Paul and Jocelyn talk about how much was done by the "Boots" before the events as well.
-One guy came out on his vacation to work as a boot for a week for the experience of it
-They harvested a lot of the Sepp grain and tried a couple of ways of threshing it. The "squishy" method in the pillow case worked best.
-They dry stacked a bunch more rock to shore up paths that were eroding or were very sketchy.
-The scaffolding on the tall skinny berms by the Fisher Price House were also completed.
John Pilch, Uncle Mud and Ernie and Erica Wisner also were a big help during the Natural Build week.
Paul talks about needing to finish Allerton Abbey when they get back. Just him and Fred. Also they need to finish the berm shed but haven't been able to find any people to help with that so it will probably be just him and Fred again.
Jocelyn mentions that you sort of need community to build community but she is feeling that they are heading in an upward direction again.
Paul is hoping to hire a full time person to come and help soon.
Bringing so many people through the property the first few years required Paul and Jocelyn to work more at their computers to earn money for the events and do all the administration required for large events. Paul notes that the events have always run several thousand dollars in the red. Jocelyn feels that people didn't understand why she and Paul weren't more active in the projects that were happening.
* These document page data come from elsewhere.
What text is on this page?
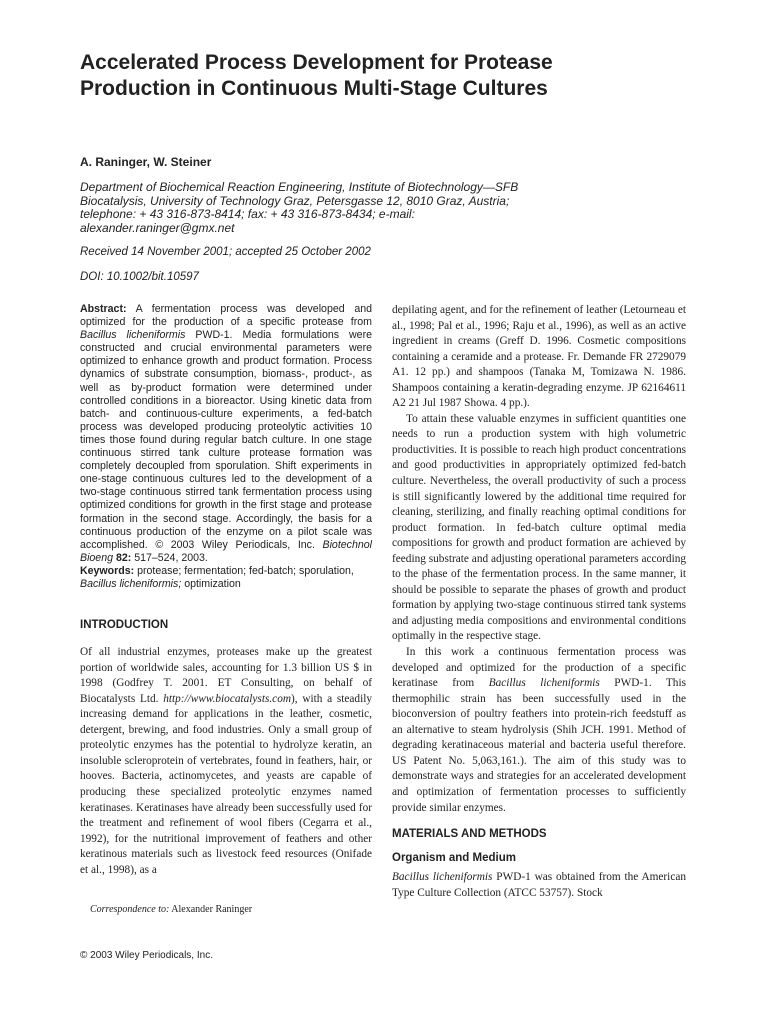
Accelerated Process Development for Protease Production in Continuous Multi-Stage Cultures
A. Raninger, W. Steiner
Department of Biochemical Reaction Engineering, Institute of Biotechnology—SFB Biocatalysis, University of Technology Graz, Petersgasse 12, 8010 Graz, Austria; telephone: + 43 316-873-8414; fax: + 43 316-873-8434; e-mail: alexander.raninger@gmx.net
Received 14 November 2001; accepted 25 October 2002
DOI: 10.1002/bit.10597

Abstract: A fermentation process was developed and optimized for the production of a specific protease from Bacillus licheniformis PWD-1. Media formulations were constructed and crucial environmental parameters were optimized to enhance growth and product formation. Process dynamics of substrate consumption, biomass-, product-, as well as by-product formation were determined under controlled conditions in a bioreactor. Using kinetic data from batch- and continuous-culture experiments, a fed-batch process was developed producing proteolytic activities 10 times those found during regular batch culture. In one stage continuous stirred tank culture protease formation was completely decoupled from sporulation. Shift experiments in one-stage continuous cultures led to the development of a two-stage continuous stirred tank fermentation process using optimized conditions for growth in the first stage and protease formation in the second stage. Accordingly, the basis for a continuous production of the enzyme on a pilot scale was accomplished. © 2003 Wiley Periodicals, Inc. Biotechnol Bioeng 82: 517–524, 2003.

Keywords: protease; fermentation; fed-batch; sporulation, Bacillus licheniformis; optimization

INTRODUCTION

Of all industrial enzymes, proteases make up the greatest portion of worldwide sales, accounting for 1.3 billion US $ in 1998 (Godfrey T. 2001. ET Consulting, on behalf of Biocatalysts Ltd. http://www.biocatalysts.com), with a steadily increasing demand for applications in the leather, cosmetic, detergent, brewing, and food industries. Only a small group of proteolytic enzymes has the potential to hydrolyze keratin, an insoluble scleroprotein of vertebrates, found in feathers, hair, or hooves. Bacteria, actinomycetes, and yeasts are capable of producing these specialized proteolytic enzymes named keratinases. Keratinases have already been successfully used for the treatment and refinement of wool fibers (Cegarra et al., 1992), for the nutritional improvement of feathers and other keratinous materials such as livestock feed resources (Onifade et al., 1998), as a

depilating agent, and for the refinement of leather (Letourneau et al., 1998; Pal et al., 1996; Raju et al., 1996), as well as an active ingredient in creams (Greff D. 1996. Cosmetic compositions containing a ceramide and a protease. Fr. Demande FR 2729079 A1. 12 pp.) and shampoos (Tanaka M, Tomizawa N. 1986. Shampoos containing a keratin-degrading enzyme. JP 62164611 A2 21 Jul 1987 Showa. 4 pp.).

To attain these valuable enzymes in sufficient quantities one needs to run a production system with high volumetric productivities. It is possible to reach high product concentrations and good productivities in appropriately optimized fed-batch culture. Nevertheless, the overall productivity of such a process is still significantly lowered by the additional time required for cleaning, sterilizing, and finally reaching optimal conditions for product formation. In fed-batch culture optimal media compositions for growth and product formation are achieved by feeding substrate and adjusting operational parameters according to the phase of the fermentation process. In the same manner, it should be possible to separate the phases of growth and product formation by applying two-stage continuous stirred tank systems and adjusting media compositions and environmental conditions optimally in the respective stage.

In this work a continuous fermentation process was developed and optimized for the production of a specific keratinase from Bacillus licheniformis PWD-1. This thermophilic strain has been successfully used in the bioconversion of poultry feathers into protein-rich feedstuff as an alternative to steam hydrolysis (Shih JCH. 1991. Method of degrading keratinaceous material and bacteria useful therefore. US Patent No. 5,063,161.). The aim of this study was to demonstrate ways and strategies for an accelerated development and optimization of fermentation processes to sufficiently provide similar enzymes.

MATERIALS AND METHODS
Organism and Medium

Bacillus licheniformis PWD-1 was obtained from the American Type Culture Collection (ATCC 53757). Stock

Correspondence to: Alexander Raninger
© 2003 Wiley Periodicals, Inc.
Both of them give a big thanks to Fred and all that he has done.
Eivind W. Bjoerkavaag
Woohoo! Thanks for the mention, fellow normal-sized person Paul! 8D
Coming out and seeing everything in person, and getting to try out the rocket oven and various rocket heaters was great! Now seeing the online pictures of the basecamp or lab tie things together for me.
While some might not have liked the little drizzles of rain, I liked it as I see rain maybe 3-4 days a year around here and literally walk out in the back yard and stand in it to feed my starving midwestern soul.
I'm hoping to come out again in the future, between visiting my own place to do work and hopefully time visits to when you have other workshops like the ATC or working on the wofatis and other projects. I highly recommend visitors stay in a structre on the lab at least a night or two, especially when they can fire up a heater, to get the full experience.
The comments on documentation are spot on, (I liked all the documentation seen around the FPH too!) in that many people will skip the instructions when they assume they know what to do or if they are distracted, and then they make mistakes that are specifically addressed.
I'm not quite a lumberjack, but that's OK, I sleep all night and I dream all day; I'll coppice trees, I'll grow my food, and compost poo and pee! With a well and off-grid solar, it's a permies life for me! https://www.youtube.com/watch?v=FshU58nI0Ts
I felt like there was an important communication breakthrough that occurred during this time period. One evening the folks Paul had assembled from far and wide to help with the Allerton roof rescue were sitting there after a lovely dinner taking turns explaining why the rescue couldn't or shouldn't be done or was too dangerous or not worth it, and what we could do instead. After much repeating himself Paul was able to get us (okay get me) finally to understand that we were not trying to make this building perfect or do something better instead, we were trying to get that particular building experiment to the point where it would do its one main job testing whether you could build--with a couple hundred dollars and materials native to THAT land--a structure you could over-winter in while doing all the other stuff you need to do to set up a Permaculture Homestead. Not a forever home, not perfect. Not even particularly good. Just good enough, for cheap, from the stuff that was there. Oh. Five years into its projected ten year lifespan for one comedy reason and then another this building had yet to be sealed enough to test, and this right here right now was our best chance to make this happen. And it did. No one fell. The roof didn't collapse. We even got the doors to shut properly. On to the next thing! PEP here we come.